Database Optimization

• Reduced the number of SQL calls in account_save() when editing an account, now using one db_query() call instead of multiple calls
• Removed redundant database fields from the node table

Caching Support

• Introduced caching support throughout the system for better performance

Parser Improvements

• Enhanced the robustness of the parser routine in import.module, allowing more feeds to be parsed successfully
• Improved parsing algorithm for better handling of tags with attributes

Code Optimization

• Simplified error handling for 404 errors and other common errors
• Streamlined existing code in watchdog and submission throttle modules
• Rewrote box.module to be half the original code size while maintaining the same interface

Impact Summary

Drupal 3.0.0 represents a fundamental shift in how Drupal handles user permissions and content management. The introduction of role-based access control through access.module transforms site administration, allowing for much more granular control over what different user types can do on the site.

The architectural changes are significant, with a new BaseTheme class that all themes must extend, a redesigned link system, and major module replacements (blog.module replacing diary.module, meta.module replacing index.module). These changes require updates to custom code and database schema modifications.

For content creators, the new blog.module with RSS feed support and improved meta.module for content categorization provide better tools for content management and distribution. The ability to use full names as usernames also improves the user experience.

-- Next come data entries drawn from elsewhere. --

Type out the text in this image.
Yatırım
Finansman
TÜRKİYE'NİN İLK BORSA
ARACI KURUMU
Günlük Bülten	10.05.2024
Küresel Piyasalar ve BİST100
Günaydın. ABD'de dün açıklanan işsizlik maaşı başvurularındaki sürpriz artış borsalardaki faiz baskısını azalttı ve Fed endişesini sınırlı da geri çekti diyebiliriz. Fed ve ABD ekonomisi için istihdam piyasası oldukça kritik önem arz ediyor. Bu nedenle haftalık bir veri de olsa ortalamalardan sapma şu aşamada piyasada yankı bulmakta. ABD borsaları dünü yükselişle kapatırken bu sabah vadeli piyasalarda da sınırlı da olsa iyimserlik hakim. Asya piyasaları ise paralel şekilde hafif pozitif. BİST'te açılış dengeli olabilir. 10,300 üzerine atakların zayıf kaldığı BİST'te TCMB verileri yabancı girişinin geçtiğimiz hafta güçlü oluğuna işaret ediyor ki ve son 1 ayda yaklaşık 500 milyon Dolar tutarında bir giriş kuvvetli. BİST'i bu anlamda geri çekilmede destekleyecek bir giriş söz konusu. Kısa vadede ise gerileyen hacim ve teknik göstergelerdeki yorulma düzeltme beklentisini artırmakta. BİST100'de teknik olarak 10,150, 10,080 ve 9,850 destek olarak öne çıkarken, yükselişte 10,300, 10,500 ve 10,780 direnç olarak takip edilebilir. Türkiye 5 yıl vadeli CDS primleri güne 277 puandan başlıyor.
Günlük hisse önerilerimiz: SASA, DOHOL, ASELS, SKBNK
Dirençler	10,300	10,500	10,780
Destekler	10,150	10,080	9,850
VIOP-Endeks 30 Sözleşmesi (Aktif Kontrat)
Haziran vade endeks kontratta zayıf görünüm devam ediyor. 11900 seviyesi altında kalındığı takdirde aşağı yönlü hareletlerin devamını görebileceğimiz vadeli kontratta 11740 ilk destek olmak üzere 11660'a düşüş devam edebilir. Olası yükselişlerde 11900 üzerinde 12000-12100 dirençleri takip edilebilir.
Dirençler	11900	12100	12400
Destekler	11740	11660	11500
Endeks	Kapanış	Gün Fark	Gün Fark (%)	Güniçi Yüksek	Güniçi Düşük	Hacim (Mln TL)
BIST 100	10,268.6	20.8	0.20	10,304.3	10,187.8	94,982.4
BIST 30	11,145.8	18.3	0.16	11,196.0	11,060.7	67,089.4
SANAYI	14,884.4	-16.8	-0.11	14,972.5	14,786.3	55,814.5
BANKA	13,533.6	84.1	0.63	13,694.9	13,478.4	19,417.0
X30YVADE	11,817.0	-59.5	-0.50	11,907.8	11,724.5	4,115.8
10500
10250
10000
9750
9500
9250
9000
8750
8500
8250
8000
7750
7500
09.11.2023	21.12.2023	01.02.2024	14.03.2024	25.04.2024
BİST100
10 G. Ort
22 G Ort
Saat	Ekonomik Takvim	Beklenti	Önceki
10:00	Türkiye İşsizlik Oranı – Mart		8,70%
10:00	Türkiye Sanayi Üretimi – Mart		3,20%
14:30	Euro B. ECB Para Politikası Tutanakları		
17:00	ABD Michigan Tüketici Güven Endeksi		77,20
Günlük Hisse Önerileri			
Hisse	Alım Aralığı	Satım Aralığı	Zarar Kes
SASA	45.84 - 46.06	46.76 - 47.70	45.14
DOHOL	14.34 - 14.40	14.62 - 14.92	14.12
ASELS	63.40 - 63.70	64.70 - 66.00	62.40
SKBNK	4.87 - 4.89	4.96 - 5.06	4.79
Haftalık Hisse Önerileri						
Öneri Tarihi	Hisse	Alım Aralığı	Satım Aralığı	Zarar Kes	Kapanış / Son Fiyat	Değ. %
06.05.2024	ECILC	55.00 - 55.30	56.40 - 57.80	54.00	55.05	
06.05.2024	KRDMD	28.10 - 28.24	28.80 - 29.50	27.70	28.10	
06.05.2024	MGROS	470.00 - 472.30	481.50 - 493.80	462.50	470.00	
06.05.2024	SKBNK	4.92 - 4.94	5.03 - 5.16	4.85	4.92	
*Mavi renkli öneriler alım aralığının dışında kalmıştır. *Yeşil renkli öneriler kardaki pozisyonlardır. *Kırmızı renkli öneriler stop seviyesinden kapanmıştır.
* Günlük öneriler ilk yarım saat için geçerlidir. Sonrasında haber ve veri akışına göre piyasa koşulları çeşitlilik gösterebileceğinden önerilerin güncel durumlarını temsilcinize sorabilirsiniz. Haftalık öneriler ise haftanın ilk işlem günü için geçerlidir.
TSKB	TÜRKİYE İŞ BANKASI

From a development perspective, the new node hooks (node_insert and node_update) and improved theming capabilities with region-based box styling offer more flexibility and integration options.

The performance improvements, including reduced SQL queries and introduced caching support, should result in better site performance, especially for larger installations.

Overall, while this release requires significant effort to upgrade, it provides a more robust foundation for Drupal sites with better security, more flexible content management, and improved user experience.